The homepage features AI-generated videos of vintage computers on desks, filmed at natural camera angles. The terminal emulators needed to appear inside those screens — but a monitor seen in perspective isn't a rectangle. It's a trapezoid.

A standard HTML iframe is always rectangular. Simply positioning one over the screen area produces an obvious mismatch: straight edges floating over a surface that recedes in perspective. CSS perspective and rotateY can approximate one axis of rotation, but can't match an arbitrary four-corner shape. Pre-compositing the terminal into the video wasn't an option either — the terminal had to remain fully interactive, clickable, and typeable.

"The solution uses a 4-point homography — the same math behind Photoshop's perspective warp — but computed at runtime in JavaScript and applied as a pure CSS matrix3d transform."
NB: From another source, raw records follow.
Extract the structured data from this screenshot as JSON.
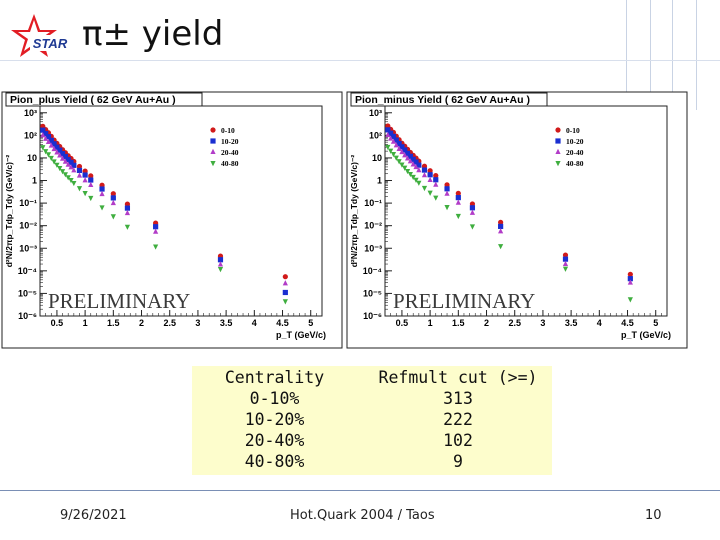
{
  "slide": {
    "title": "π± yield",
    "logo_text": "STAR",
    "footer_date": "9/26/2021",
    "footer_center": "Hot.Quark 2004 / Taos",
    "page_number": "10",
    "colors": {
      "accent_lines": "#c9d3e4",
      "footer_line": "#7a8fb5",
      "table_bg": "#fdfdcc",
      "logo_red": "#e21d24",
      "logo_blue": "#1f3a93"
    }
  },
  "table": {
    "col1_header": "Centrality",
    "col1_rows": [
      "0-10%",
      "10-20%",
      "20-40%",
      "40-80%"
    ],
    "col2_header": "Refmult cut (>=)",
    "col2_rows": [
      "313",
      "222",
      "102",
      "9"
    ]
  },
  "chart_data": [
    {
      "type": "scatter",
      "title": "Pion_plus Yield ( 62 GeV Au+Au )",
      "ylabel": "d²N/2πp_Tdp_Tdy (GeV/c)⁻²",
      "xlabel": "p_T (GeV/c)",
      "xlim": [
        0.2,
        5.2
      ],
      "ylim_log10": [
        -6,
        3.3
      ],
      "x_ticks": [
        "0.5",
        "1",
        "1.5",
        "2",
        "2.5",
        "3",
        "3.5",
        "4",
        "4.5",
        "5"
      ],
      "y_ticks": [
        "10³",
        "10²",
        "10",
        "1",
        "10⁻¹",
        "10⁻²",
        "10⁻³",
        "10⁻⁴",
        "10⁻⁵",
        "10⁻⁶"
      ],
      "watermark": "PRELIMINARY",
      "legend_position": "top-right",
      "series": [
        {
          "name": "0-10",
          "color": "#d11a1a",
          "marker": "circle",
          "x": [
            0.25,
            0.3,
            0.35,
            0.4,
            0.45,
            0.5,
            0.55,
            0.6,
            0.65,
            0.7,
            0.75,
            0.8,
            0.9,
            1.0,
            1.1,
            1.3,
            1.5,
            1.75,
            2.25,
            3.4,
            4.55
          ],
          "y": [
            250,
            180,
            130,
            90,
            62,
            44,
            32,
            23,
            17,
            12.5,
            9.5,
            7.0,
            4.2,
            2.6,
            1.6,
            0.62,
            0.26,
            0.09,
            0.013,
            0.00045,
            5.5e-05
          ]
        },
        {
          "name": "10-20",
          "color": "#1a2fd1",
          "marker": "square",
          "x": [
            0.25,
            0.3,
            0.35,
            0.4,
            0.45,
            0.5,
            0.55,
            0.6,
            0.65,
            0.7,
            0.75,
            0.8,
            0.9,
            1.0,
            1.1,
            1.3,
            1.5,
            1.75,
            2.25,
            3.4,
            4.55
          ],
          "y": [
            170,
            120,
            88,
            60,
            42,
            30,
            22,
            15.5,
            11.5,
            8.5,
            6.4,
            4.7,
            2.8,
            1.75,
            1.05,
            0.42,
            0.17,
            0.06,
            0.009,
            0.00031,
            1.1e-05
          ]
        },
        {
          "name": "20-40",
          "color": "#b23cc8",
          "marker": "triangle-up",
          "x": [
            0.25,
            0.3,
            0.35,
            0.4,
            0.45,
            0.5,
            0.55,
            0.6,
            0.65,
            0.7,
            0.75,
            0.8,
            0.9,
            1.0,
            1.1,
            1.3,
            1.5,
            1.75,
            2.25,
            3.4,
            4.55
          ],
          "y": [
            100,
            70,
            51,
            35,
            24.5,
            17.5,
            12.8,
            9.2,
            6.8,
            5.0,
            3.8,
            2.8,
            1.65,
            1.02,
            0.63,
            0.25,
            0.1,
            0.036,
            0.0054,
            0.00019,
            2.8e-05
          ]
        },
        {
          "name": "40-80",
          "color": "#3fae3f",
          "marker": "triangle-down",
          "x": [
            0.25,
            0.3,
            0.35,
            0.4,
            0.45,
            0.5,
            0.55,
            0.6,
            0.65,
            0.7,
            0.75,
            0.8,
            0.9,
            1.0,
            1.1,
            1.3,
            1.5,
            1.75,
            2.25,
            3.4,
            4.55
          ],
          "y": [
            30,
            20,
            14.5,
            10,
            7.0,
            5.0,
            3.6,
            2.6,
            1.9,
            1.4,
            1.05,
            0.78,
            0.46,
            0.28,
            0.17,
            0.065,
            0.026,
            0.009,
            0.0012,
            0.00012,
            4.5e-06
          ]
        }
      ]
    },
    {
      "type": "scatter",
      "title": "Pion_minus Yield ( 62 GeV Au+Au )",
      "ylabel": "d²N/2πp_Tdp_Tdy (GeV/c)⁻²",
      "xlabel": "p_T (GeV/c)",
      "xlim": [
        0.2,
        5.2
      ],
      "ylim_log10": [
        -6,
        3.3
      ],
      "x_ticks": [
        "0.5",
        "1",
        "1.5",
        "2",
        "2.5",
        "3",
        "3.5",
        "4",
        "4.5",
        "5"
      ],
      "y_ticks": [
        "10³",
        "10²",
        "10",
        "1",
        "10⁻¹",
        "10⁻²",
        "10⁻³",
        "10⁻⁴",
        "10⁻⁵",
        "10⁻⁶"
      ],
      "watermark": "PRELIMINARY",
      "legend_position": "top-right",
      "series": [
        {
          "name": "0-10",
          "color": "#d11a1a",
          "marker": "circle",
          "x": [
            0.25,
            0.3,
            0.35,
            0.4,
            0.45,
            0.5,
            0.55,
            0.6,
            0.65,
            0.7,
            0.75,
            0.8,
            0.9,
            1.0,
            1.1,
            1.3,
            1.5,
            1.75,
            2.25,
            3.4,
            4.55
          ],
          "y": [
            260,
            185,
            135,
            92,
            64,
            45,
            33,
            24,
            17.5,
            13,
            9.8,
            7.2,
            4.3,
            2.7,
            1.65,
            0.64,
            0.27,
            0.092,
            0.014,
            0.0005,
            7e-05
          ]
        },
        {
          "name": "10-20",
          "color": "#1a2fd1",
          "marker": "square",
          "x": [
            0.25,
            0.3,
            0.35,
            0.4,
            0.45,
            0.5,
            0.55,
            0.6,
            0.65,
            0.7,
            0.75,
            0.8,
            0.9,
            1.0,
            1.1,
            1.3,
            1.5,
            1.75,
            2.25,
            3.4,
            4.55
          ],
          "y": [
            175,
            124,
            90,
            62,
            43,
            31,
            22.5,
            16,
            11.8,
            8.7,
            6.6,
            4.8,
            2.9,
            1.8,
            1.08,
            0.43,
            0.175,
            0.062,
            0.0093,
            0.00033,
            4.5e-05
          ]
        },
        {
          "name": "20-40",
          "color": "#b23cc8",
          "marker": "triangle-up",
          "x": [
            0.25,
            0.3,
            0.35,
            0.4,
            0.45,
            0.5,
            0.55,
            0.6,
            0.65,
            0.7,
            0.75,
            0.8,
            0.9,
            1.0,
            1.1,
            1.3,
            1.5,
            1.75,
            2.25,
            3.4,
            4.55
          ],
          "y": [
            103,
            72,
            52,
            36,
            25,
            18,
            13,
            9.4,
            7.0,
            5.1,
            3.9,
            2.85,
            1.7,
            1.05,
            0.65,
            0.26,
            0.104,
            0.037,
            0.0056,
            0.0002,
            3e-05
          ]
        },
        {
          "name": "40-80",
          "color": "#3fae3f",
          "marker": "triangle-down",
          "x": [
            0.25,
            0.3,
            0.35,
            0.4,
            0.45,
            0.5,
            0.55,
            0.6,
            0.65,
            0.7,
            0.75,
            0.8,
            0.9,
            1.0,
            1.1,
            1.3,
            1.5,
            1.75,
            2.25,
            3.4,
            4.55
          ],
          "y": [
            31,
            21,
            15,
            10.3,
            7.2,
            5.1,
            3.7,
            2.65,
            1.95,
            1.45,
            1.08,
            0.8,
            0.47,
            0.29,
            0.175,
            0.067,
            0.027,
            0.0093,
            0.00125,
            0.000125,
            5.5e-06
          ]
        }
      ]
    }
  ]
}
The pipeline works in two stages:

The homography is recomputed on every window resize since the crop region changes, and gracefully falls back to simple positioning when the screen area is too small or when the four corners happen to form a plain rectangle. It's the only way to get a fully interactive HTML element to appear perspective-correct on an arbitrary quadrilateral surface, using only CSS transforms with GPU acceleration.

What didn't make the cut

Not everything we built ended up in the final site. Some experiments were too ambitious, others didn't fit the narrative. But they're still there, waiting to be explored.

What this means

This project is a testament to how AI is changing creative work. Not replacing it, augmenting it. I had the vision. I knew what I wanted. What I lacked was the bandwidth to execute it alone.

Claude Code didn't just help me build faster. It helped me build things I couldn't have built at all. The barrier between imagination and implementation has never been lower.